Wearing these super engineered shoes with extra heel support and cushioning to help prevent excess foot movement and increase force absorption sounds great! It also sounds a little bit like a cast though, doesn’t it? You know, the ones you wear when you break your foot.
Having all that extra support restricts the natural foot movement therefore is actually doing more harm than good.
Having the foot constricted in this manner for hours on end may result in the intrinsic foot muscles wasting as well as decreased health of the planar fascia and increased stiffness through the mid foot and ankle.
So how do you stop this cycle dead in its tracks?
- Start wearing shoes that allow your foot to be a foot: In other words, look for a flat and more flexible shoe with no extra fancy bells and whistles.
- Walk barefoot whenever possible!
- Strength up your feet & Increase your foot mobility
- A re-adjustment period is necessary to allow the intrinsic foot muscles and plantar fascia to start functioning as they were intended to as well as increasing the flexibility in the mid foot and ankle.
Doing the exercises on our Facebook page or as seen on our YouTube video on a daily basis will help the foot through this re-adjustment period.
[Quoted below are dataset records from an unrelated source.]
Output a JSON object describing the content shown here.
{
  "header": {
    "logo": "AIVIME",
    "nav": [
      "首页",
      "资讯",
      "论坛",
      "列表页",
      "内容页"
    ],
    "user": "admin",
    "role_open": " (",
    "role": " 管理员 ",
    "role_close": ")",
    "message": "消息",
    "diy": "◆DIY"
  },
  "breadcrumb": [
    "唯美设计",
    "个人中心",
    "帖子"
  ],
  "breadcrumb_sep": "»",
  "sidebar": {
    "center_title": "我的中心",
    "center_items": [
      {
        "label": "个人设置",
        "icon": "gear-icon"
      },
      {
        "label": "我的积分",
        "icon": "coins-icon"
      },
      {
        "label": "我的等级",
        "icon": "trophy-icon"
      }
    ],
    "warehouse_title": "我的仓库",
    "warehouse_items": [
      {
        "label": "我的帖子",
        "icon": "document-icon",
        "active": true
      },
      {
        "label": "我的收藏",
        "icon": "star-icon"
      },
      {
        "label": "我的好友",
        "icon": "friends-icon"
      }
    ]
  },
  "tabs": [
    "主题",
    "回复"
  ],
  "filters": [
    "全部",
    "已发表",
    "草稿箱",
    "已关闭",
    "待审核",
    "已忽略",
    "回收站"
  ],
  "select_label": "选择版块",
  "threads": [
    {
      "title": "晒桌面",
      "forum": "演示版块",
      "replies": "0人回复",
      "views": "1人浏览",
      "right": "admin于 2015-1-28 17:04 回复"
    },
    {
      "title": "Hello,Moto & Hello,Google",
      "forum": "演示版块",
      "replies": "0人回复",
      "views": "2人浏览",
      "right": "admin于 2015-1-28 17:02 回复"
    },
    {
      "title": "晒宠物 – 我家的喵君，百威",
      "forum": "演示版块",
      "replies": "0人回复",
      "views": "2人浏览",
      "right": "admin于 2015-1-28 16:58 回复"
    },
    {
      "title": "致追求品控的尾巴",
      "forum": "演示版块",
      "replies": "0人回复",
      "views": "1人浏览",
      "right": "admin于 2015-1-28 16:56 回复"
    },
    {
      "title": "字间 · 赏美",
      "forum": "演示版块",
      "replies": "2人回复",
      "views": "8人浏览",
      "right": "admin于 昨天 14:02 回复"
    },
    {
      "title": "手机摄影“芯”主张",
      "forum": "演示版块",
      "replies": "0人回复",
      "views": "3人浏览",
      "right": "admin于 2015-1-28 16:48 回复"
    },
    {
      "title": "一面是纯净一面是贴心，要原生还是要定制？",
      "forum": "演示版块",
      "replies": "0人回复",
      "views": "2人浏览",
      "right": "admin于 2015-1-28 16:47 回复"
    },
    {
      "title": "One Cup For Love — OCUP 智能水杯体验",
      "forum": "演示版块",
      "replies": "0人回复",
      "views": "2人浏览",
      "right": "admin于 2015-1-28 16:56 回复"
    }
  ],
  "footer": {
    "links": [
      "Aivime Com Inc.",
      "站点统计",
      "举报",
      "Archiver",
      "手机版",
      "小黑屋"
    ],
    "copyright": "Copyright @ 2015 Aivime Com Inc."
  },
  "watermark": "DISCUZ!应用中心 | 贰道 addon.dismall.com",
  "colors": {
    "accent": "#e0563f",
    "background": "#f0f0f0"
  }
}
During this period start progressively increasing the amount of time you spend walking barefoot.
Start with an hour a day and progressively build the endurance of the intrinsic foot muscles. If you have been walking in raised shoes, such as high heels or dress shoes, for a number of years you are more likely to find the re-adjustment period difficult.
It is then advised that you progressively decrease the amount of heel raise in the shoes you wear daily.